Disposto a aproveitar a boa fase, Pinheiro está sempre atrás de um novo texto. Um dos seus principais investimentos são as viagens anuais, às vezes semestrais, para Nova York. O ritual é assim: ele espera o dólar baixar, junta uma boa safra de espetáculos e faz até duas sessões por dia na Broadway, de terça a domingo. 

No ano passado, foi uma vez no Carnaval e outra em junho. Apesar do dólar nas alturas, voltou novamente em dezembro. Do que viu em solo norte-americano, gostou (e adquiriu), em parceria com Nogueira, os direitos de Dúvida, cuja pré-estreia está prevista para agosto, no Rio, sob sua tradução. A peça se passa em uma escola católica nos anos 1960, quando uma freira confronta um padre carismático ao suspeitar de abusos e outras más condutas. A história foi adaptada ao cinema em 2008 e protagonizada por Meryl Streep e Philip Seymour Hoffman.

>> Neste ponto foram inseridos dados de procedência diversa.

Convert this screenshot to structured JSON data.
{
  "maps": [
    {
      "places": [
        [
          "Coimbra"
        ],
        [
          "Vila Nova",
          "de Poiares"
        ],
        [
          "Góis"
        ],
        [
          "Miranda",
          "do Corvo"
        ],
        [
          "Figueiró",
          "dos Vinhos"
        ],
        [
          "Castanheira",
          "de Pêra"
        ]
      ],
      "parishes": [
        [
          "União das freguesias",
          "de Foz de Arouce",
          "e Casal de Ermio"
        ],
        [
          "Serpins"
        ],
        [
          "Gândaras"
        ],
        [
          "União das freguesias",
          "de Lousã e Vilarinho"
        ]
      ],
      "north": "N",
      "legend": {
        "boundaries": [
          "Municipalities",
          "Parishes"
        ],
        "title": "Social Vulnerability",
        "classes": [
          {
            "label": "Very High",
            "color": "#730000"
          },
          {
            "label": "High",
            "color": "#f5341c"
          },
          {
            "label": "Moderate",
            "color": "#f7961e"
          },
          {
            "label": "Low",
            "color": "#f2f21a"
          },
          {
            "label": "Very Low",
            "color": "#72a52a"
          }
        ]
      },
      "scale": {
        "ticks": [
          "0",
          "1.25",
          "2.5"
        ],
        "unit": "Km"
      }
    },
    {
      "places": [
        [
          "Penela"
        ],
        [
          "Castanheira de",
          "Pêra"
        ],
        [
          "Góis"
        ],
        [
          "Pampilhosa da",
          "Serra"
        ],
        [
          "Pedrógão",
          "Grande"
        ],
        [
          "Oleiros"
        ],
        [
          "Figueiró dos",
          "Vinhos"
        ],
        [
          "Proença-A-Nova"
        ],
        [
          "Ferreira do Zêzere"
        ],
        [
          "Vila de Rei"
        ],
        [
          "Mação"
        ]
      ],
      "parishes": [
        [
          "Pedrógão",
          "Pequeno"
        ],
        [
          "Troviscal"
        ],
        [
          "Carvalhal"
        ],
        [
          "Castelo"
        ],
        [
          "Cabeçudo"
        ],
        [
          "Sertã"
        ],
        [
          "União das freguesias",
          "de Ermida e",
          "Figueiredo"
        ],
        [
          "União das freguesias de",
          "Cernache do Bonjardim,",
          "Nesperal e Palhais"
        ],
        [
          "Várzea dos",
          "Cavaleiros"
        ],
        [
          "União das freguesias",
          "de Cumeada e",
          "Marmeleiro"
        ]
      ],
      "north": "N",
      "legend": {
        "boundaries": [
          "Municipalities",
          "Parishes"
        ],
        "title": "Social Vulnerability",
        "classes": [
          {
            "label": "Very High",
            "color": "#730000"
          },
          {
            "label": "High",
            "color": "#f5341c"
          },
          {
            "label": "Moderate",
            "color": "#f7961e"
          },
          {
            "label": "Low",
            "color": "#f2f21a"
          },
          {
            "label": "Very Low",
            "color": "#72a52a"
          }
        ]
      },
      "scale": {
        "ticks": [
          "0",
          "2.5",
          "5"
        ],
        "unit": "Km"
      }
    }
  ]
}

Entre projetos prontos e outros em desenvolvimento, Pinheiro acredita que tudo tem seu tempo. Prevê estrear no fim do ano a peça Ney, centrada em Ney Matogrosso e no show histórico dos Secos & Molhados no Maracanãzinho, em 1974. Não se trata de um musical, mas ele tem planos de entrar no segmento. “Se for pra ser, vai ser”, profetiza, antes de concluir que talvez precise, sim, dar algum crédito ao colega que encontrou no metrô. “Mas dou muita sorte. Porque, além de todo o trabalho, tem uma conspiração a favor.”